Geofluids (Jan 2020)
Prediction of Fracture Evolution and Groundwater Inrush from Karst Collapse Pillars in Coal Seam Floors: A Micromechanics-Based Stress-Seepage-Damage Coupled Modeling Approach
Abstract
Karst collapse pillars (KCPs) frequently cause severe groundwater inrush disasters in coal mining above a confined aquifer. An accurate understanding of the damage and fracture evolution, permeability enhancement, and seepage changes in KCPs under the combined action of mining-induced stress and confined hydraulic pressure is of great significance for the early prediction and prevention of groundwater inrush from KCPs in coal seam floors.
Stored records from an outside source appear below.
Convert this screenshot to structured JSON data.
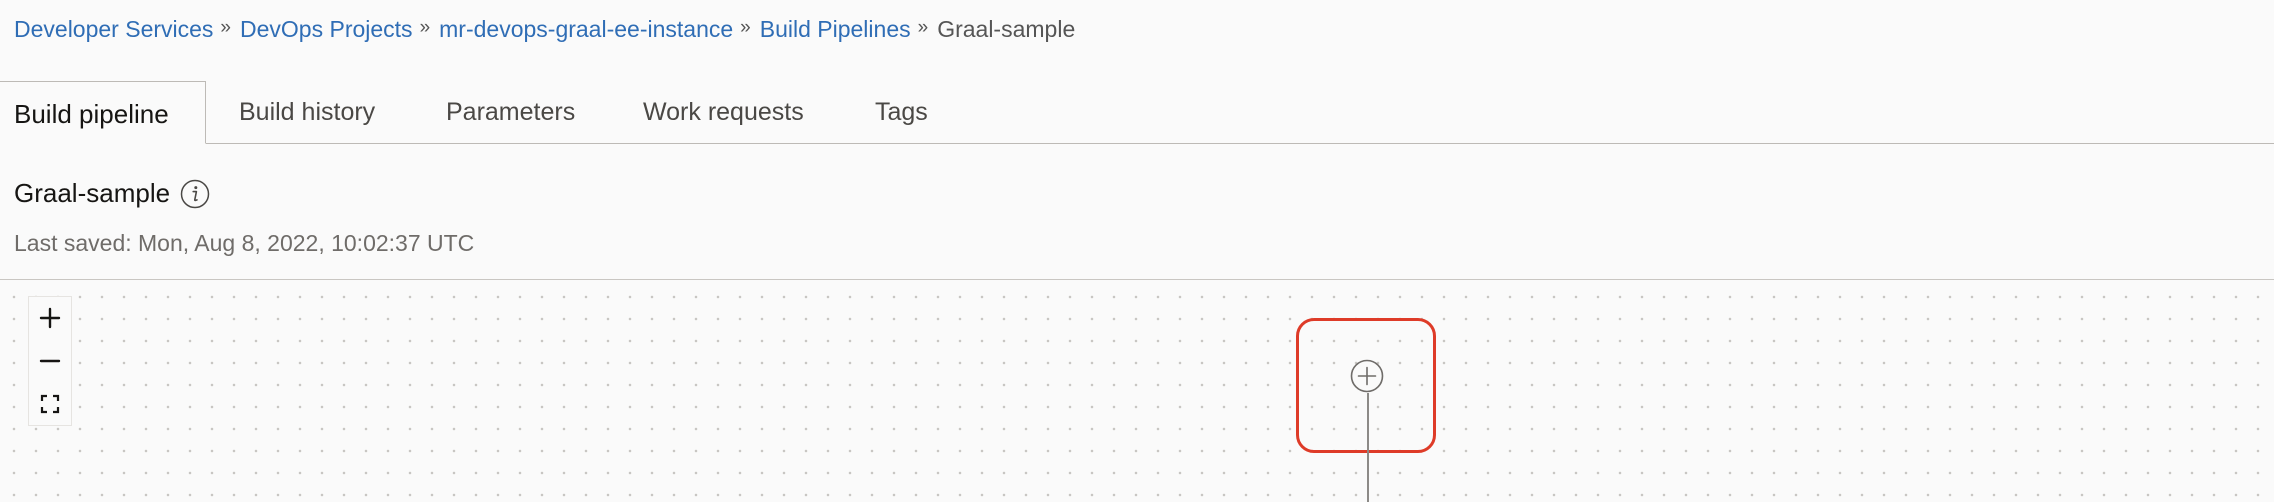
{
  "breadcrumb": {
    "items": [
      {
        "label": "Developer Services"
      },
      {
        "label": "DevOps Projects"
      },
      {
        "label": "mr-devops-graal-ee-instance"
      },
      {
        "label": "Build Pipelines"
      }
    ],
    "separator": "»",
    "current": "Graal-sample"
  },
  "tabs": [
    {
      "label": "Build pipeline",
      "active": true
    },
    {
      "label": "Build history"
    },
    {
      "label": "Parameters"
    },
    {
      "label": "Work requests"
    },
    {
      "label": "Tags"
    }
  ],
  "pipeline": {
    "title": "Graal-sample",
    "last_saved": "Last saved: Mon, Aug 8, 2022, 10:02:37 UTC"
  },
  "canvas": {
    "zoom_controls": [
      "zoom-in-icon",
      "zoom-out-icon",
      "fit-to-screen-icon"
    ],
    "add_stage_icon": "plus-circle-icon"
  },
  "colors": {
    "link": "#2f6db5",
    "highlight": "#de3b28",
    "text": "#161513",
    "muted": "#6f6c69"
  }
}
In this study, a micromechanics-based coupled stress-seepage-damage (SSD) modeling approach, in which the macroscopic mechanical and hydraulic properties of the rock are explicitly related to the microcrack kinetics, is proposed to simulate the fracture evolution and the associated groundwater flow in KCPs. An in situ high-precision microseismic monitoring technology is used to verify the micromechanical modeling results, which indicate that the numerical model successfully reproduces the damage and fracture evolution in a coal seam floor with a KCP during the mining process. The presented model also provides a visual representation of the complex process of KCP activation and groundwater inrush channel formation. A numerical study shows that the damage and activation of a KCP start from the edge of the KCP, gradually develop toward the interior of the KCP, and eventually connect with the damage fracture zone of the floor, forming a primary water-conducting channel in the KCP, causing the confined groundwater to flow into the working face. Groundwater inrush from a KCP is a gradual process instead of a mutation process. A reduction in the distance between the working face and a KCP and increases in the confined hydraulic pressure and the initial water-conducting height of the KCP can significantly increase the risk of groundwater inrush from the KCP.